In hatchery operation, large number broodstocks are difficult to handle and require more fasilities. Horvath, et al. suggested some guidelines to broodstock management in hatchery:
1. Select healthy fish with good physical characteristics,
2. Feed administration with good quality food of the appropiate dietary composition,
3. Keep the broddstock at a low stocking density,
4. Identify the sex of the broodstock and keep separately if possible, because mixed stocks aren inclined to spawn naturally,
5. Replace unspawned broodstock because the broodstock should not only tolerate but actually respond positively to induced spawning,
6. Keep spawned fish separately from other broodstock and feed with protein-rich feed at 2-5% body weight per day, in order to promote recrudescence of eggs and sperms,
7. Produce natural feed by adding fertilizers regularly,
8. Select deep ponds for keeping broodstock and supply with adequate water, in order to ensure favourable water quality and to stimulate gonadal development,
9. Before each spawning season, add some trash fish into the feed, in order to promote gonadal development as well as recovery,
10. Stock new spawners with old spawners, for replacement of broodstock

Gonad Maturation

Sexual maturity of teleost depends on many reason.
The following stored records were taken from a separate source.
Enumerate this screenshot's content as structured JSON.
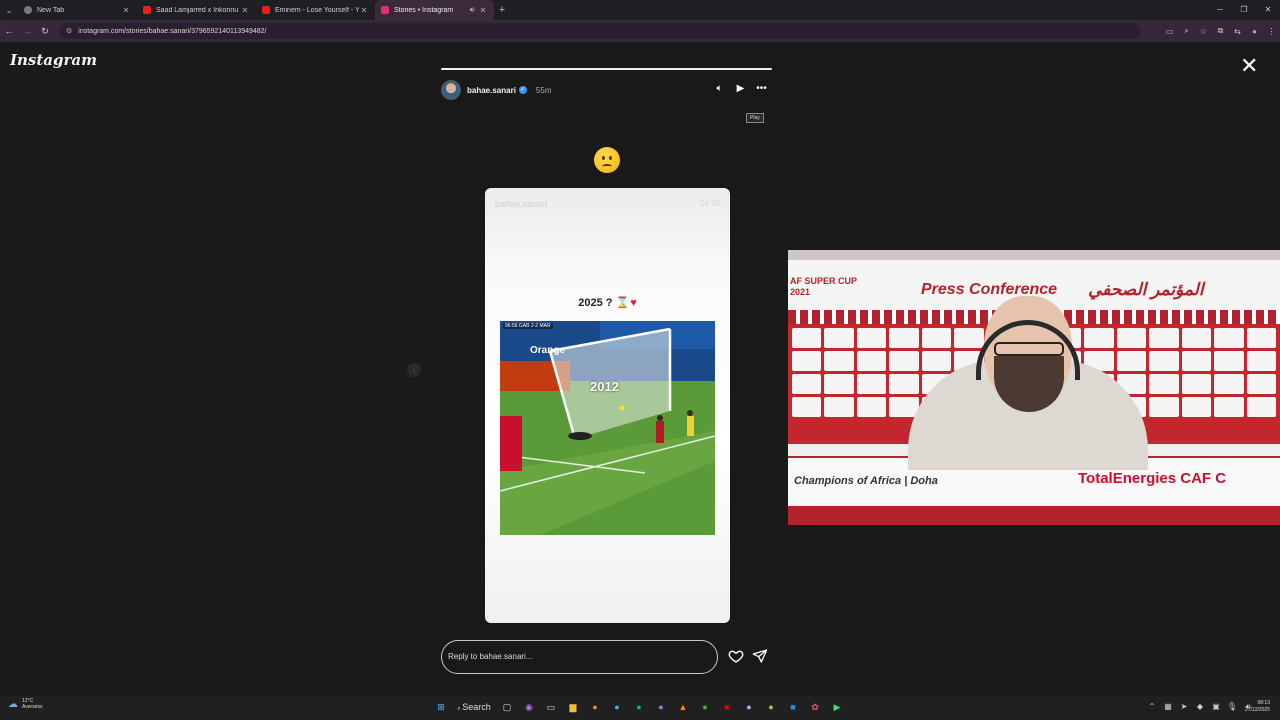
{
  "browser": {
    "tabs": [
      {
        "title": "New Tab",
        "favicon_color": "#7a7a7a",
        "active": false
      },
      {
        "title": "Saad Lamjarred x Inkonnu x Afri",
        "favicon_color": "#e62117",
        "active": false
      },
      {
        "title": "Eminem - Lose Yourself - YouTu",
        "favicon_color": "#e62117",
        "active": false
      },
      {
        "title": "Stories • Instagram",
        "favicon_color": "#e1306c",
        "active": true
      }
    ],
    "url": "instagram.com/stories/bahae.sanari/3796592140113949482/"
  },
  "page": {
    "logo": "Instagram",
    "close_icon": "close-icon"
  },
  "story": {
    "username": "bahae.sanari",
    "time_ago": "55m",
    "tooltip": "Play",
    "card": {
      "username": "bahae.sanari",
      "time": "14:25",
      "caption": "2025 ?",
      "video_scoreboard": "96:56 GAB 2-2 MAR",
      "video_year": "2012",
      "video_sponsor": "Orange"
    },
    "reply_placeholder": "Reply to bahae.sanari..."
  },
  "webcam": {
    "caf_text": "CAF SUPER CUP\n2021",
    "title_en": "Press Conference",
    "title_ar": "المؤتمر الصحفي",
    "footer_left": "Champions of Africa | Doha",
    "footer_right": "TotalEnergies CAF C"
  },
  "taskbar": {
    "weather_temp": "12°C",
    "weather_place": "Aversess",
    "search_label": "Search",
    "time": "08:13",
    "date": "27/12/2025"
  }
}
As an poikilothermic animal, temperature as an importance factor that affect sexual maturity. Under tropical condition, some fish become sexually mature within the first year, but others fish takes longer 2-4 years. Maturation of gonad is process where tiny incipient sex cell develop, together with accecory tissue, into large organ with mature sperm or eggs that can be spawn. Maturation may occur once in a fish’s life or many time a year, depending to species and condition. Gonadothopin (GtH) regulate the formation and maturation of gametes.
GtH I important in oocyte growth, induces the theca cells to produce testosterone (T) which is converted to 17b-estradiol (E2) in the granulosa cells. E2 travels to the liver and stimulates production of vitellogenin (Vg). Vg return and sequestered by ovary as yolk protein. GtH II important in maturation of gonad, induces the theca cells to produce 17a-progesteron (17P) which is converted to 17a,20b-dihydroxy-4-pregnen-3-one (17,20DHP) in granulosa cells.
In aquaculture, final maturation and ovulation are the stages of reproduction most commonly induced by hormonal therapy. Many species spawn immediately after ovulation as long as the needed environmental cues and social cues are present.